“Dahulu kami sering kelaparan, kami tidak dapat memenuhi kebutuhan dasar keluarga, dan anak-anak kami tidak dapat mengenyam pendidikan ” ungkap Anggal, petani Bonde yang merupakan Ketua Serikat Petani Indonesia (SPI) Cabang Manggarai Timur ketika mulai bercerita tentang perjuangan reklaiming tanah adat tahun 2001 yang pernah dikuasai oleh Seminari di Kisol, Nusa Tenggara Timur. “Saat ini semua keadaan berbalik, kami tidak lagi mengalami kesulitan, kehidupan kami dibalut ketenangan karena memiliki lahan yang dapat diolah menjadi sandaran hidup,” tambah Anggal.
Tanah seluas 700 Ha yang terletak di wilayah Bonde, Kecamatan Borong, Kelurahan Tanah Rata, NTT, tepat di bawah kaki gunung Ndeki ini dibutuhkan waktu 2 jam perjalanan dengan jalan kaki, jika menggunakan kendaraan bermotor dapat ditempuh dengan waktu 30 menit dari ibu kota Kabupaten Manggarai Timur. Arah Selatan dari wilayah tersebut berbatasan dengan laut Sawu, Flores dan lokasi tanah mencapai 50 m diatas permukaan laut.
Diatas tanah tersebut para petani berhasil mereklaiming lahan seluas 700 Ha yang merupakan hak petani di wilayah Bonde, dari pihak Seminari. Tanah tersebut awalnya merupakan wilayah masyarakat adat Rongga yang terdiri dari 14 Suku. Pada tahun 1965 masyarakat adat Rongga menyerahkan lahan seluas 1000 Ha kepada masyarakat untuk dijadikan penggembalaan bersama hewan ternak mereka. Akan tetapi, lahan dikuasai oleh Seminari, diareal tanah tersebut dipagar oleh pihak Seminari sehingga petani tidak dapat memanfaatkan tanah untuk kelangsungan hidup mereka.

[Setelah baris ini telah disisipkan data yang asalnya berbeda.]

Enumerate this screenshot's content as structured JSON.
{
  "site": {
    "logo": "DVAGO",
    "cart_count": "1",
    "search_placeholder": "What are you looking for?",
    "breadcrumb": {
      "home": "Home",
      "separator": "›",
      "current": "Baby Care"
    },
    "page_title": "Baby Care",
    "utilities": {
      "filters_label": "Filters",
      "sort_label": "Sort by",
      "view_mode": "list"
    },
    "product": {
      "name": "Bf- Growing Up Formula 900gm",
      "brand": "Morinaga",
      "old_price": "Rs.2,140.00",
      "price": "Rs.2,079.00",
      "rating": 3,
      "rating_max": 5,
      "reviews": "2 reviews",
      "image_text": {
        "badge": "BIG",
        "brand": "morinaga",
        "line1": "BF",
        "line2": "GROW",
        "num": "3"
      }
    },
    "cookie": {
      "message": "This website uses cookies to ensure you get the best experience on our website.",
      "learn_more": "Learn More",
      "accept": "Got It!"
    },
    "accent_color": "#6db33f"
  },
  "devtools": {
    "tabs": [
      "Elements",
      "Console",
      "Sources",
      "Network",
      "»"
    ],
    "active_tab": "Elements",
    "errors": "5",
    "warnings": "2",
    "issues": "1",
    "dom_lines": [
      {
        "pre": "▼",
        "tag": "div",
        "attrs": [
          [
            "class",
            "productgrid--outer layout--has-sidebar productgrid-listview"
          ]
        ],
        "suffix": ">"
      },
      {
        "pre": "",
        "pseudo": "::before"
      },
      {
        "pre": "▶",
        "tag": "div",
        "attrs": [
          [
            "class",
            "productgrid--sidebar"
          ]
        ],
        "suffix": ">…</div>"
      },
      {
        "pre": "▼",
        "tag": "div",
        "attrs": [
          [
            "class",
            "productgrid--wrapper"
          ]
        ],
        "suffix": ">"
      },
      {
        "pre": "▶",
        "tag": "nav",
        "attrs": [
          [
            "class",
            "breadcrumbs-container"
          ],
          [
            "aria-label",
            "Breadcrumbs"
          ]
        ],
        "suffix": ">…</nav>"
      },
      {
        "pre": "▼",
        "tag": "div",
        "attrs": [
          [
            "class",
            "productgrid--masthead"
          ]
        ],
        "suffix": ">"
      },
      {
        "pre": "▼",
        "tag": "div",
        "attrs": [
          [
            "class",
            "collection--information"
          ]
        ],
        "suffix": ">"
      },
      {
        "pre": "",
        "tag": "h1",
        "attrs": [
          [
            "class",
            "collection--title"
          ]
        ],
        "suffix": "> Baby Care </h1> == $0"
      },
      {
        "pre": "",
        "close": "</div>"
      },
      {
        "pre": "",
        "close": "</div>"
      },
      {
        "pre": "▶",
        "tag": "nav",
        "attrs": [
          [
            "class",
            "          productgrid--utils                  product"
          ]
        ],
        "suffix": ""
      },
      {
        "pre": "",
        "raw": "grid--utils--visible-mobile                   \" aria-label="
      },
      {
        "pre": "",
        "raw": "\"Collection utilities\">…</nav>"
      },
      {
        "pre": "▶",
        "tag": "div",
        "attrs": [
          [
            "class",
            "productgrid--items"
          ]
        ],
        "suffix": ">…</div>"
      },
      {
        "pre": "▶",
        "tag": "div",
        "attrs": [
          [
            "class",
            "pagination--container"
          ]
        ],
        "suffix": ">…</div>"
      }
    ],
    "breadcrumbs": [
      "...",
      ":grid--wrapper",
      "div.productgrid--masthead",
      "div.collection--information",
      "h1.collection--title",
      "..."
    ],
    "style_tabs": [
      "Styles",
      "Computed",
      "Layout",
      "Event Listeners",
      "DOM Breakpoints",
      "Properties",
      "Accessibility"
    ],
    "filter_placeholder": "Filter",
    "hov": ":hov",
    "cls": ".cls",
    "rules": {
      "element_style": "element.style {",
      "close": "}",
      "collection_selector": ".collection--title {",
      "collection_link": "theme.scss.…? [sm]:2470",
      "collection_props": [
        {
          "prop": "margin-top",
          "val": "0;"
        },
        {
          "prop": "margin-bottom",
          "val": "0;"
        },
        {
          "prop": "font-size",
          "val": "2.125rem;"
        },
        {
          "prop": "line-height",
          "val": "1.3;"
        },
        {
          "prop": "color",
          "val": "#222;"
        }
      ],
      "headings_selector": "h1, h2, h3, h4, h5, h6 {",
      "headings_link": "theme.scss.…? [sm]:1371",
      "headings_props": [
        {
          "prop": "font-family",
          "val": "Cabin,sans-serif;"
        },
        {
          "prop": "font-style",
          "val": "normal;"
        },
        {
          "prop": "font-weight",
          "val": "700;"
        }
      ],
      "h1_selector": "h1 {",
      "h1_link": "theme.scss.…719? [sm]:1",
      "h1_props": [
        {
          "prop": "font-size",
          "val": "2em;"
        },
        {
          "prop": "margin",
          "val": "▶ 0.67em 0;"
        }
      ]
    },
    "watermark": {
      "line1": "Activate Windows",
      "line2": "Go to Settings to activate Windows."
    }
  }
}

Kondisi diatas membuat para petani menuntut hak atas tanah mereka kembali kepada pihak seminari yang telah mengingkari janjinya dengan memanfaatkan dan menguasai lahan tersebut tanpa memberi akses kepada petani untuk menggarapnya. Meskipun demikian, Seminari hingga saat ini masih menguasai lahan seluas 200 Ha.
Lahan seluas 700 Ha ini dihuni 80 Kepala Keluarga (KK) seluruhnya bekerja di sektor pertanian. Di Lahan tersebut terdapat berbagai jenis tanaman antara lain, jagung, kacang, pisang, padi, umbi-umbian, jati, mahoni, mindi, kelapa, sorean, dan mente. Selain bercocok tanam petani juga memelihara hewan ternak antara lain, babi, sapi, kambing, ayam. Serta secara bertahap petani di daerah sekitar akan memasuki lahan yang telah di reklaiming untuk melakukan kegiatan bercocok tanam.
Dengan memanfaatkan lahan pertanian tersebut, kini petani dapat membiayai kehidupan mereka, tanpa harus merisaukan bagaimana nasib tidak menentu yang mereka alami sekian tahun. Hasil pertanian yang mereka kembangkan digunakan untuk memenuhi kebutuhan hidup sehari-hari, biaya kesehatan, serta membiayai sekolah anak-anak mereka. “Kami sungguh bersyukur atas tanah yang diperoleh, tanah akan kami gunakan sebesar-besarnya untuk kepentingan masyarakat desa sekitar, hingga tercapai kesejahteraan bersama,” tutur Anggal.
Ali Fahmi, Ketua Departemen Penguatan Organisasi SPI, mengatakan SPI akan terus memperjuangkan hak atas tanah petani, karena hal tersebut merupakan dasar perjuangan organisasi SPI yaitu melakukan Pembaruan Agraria. “Tanpa tanah petani tidak akan mencapai kemakmuran dan mendapatkan kehidupan yang lebih baik,” ungkap Ali.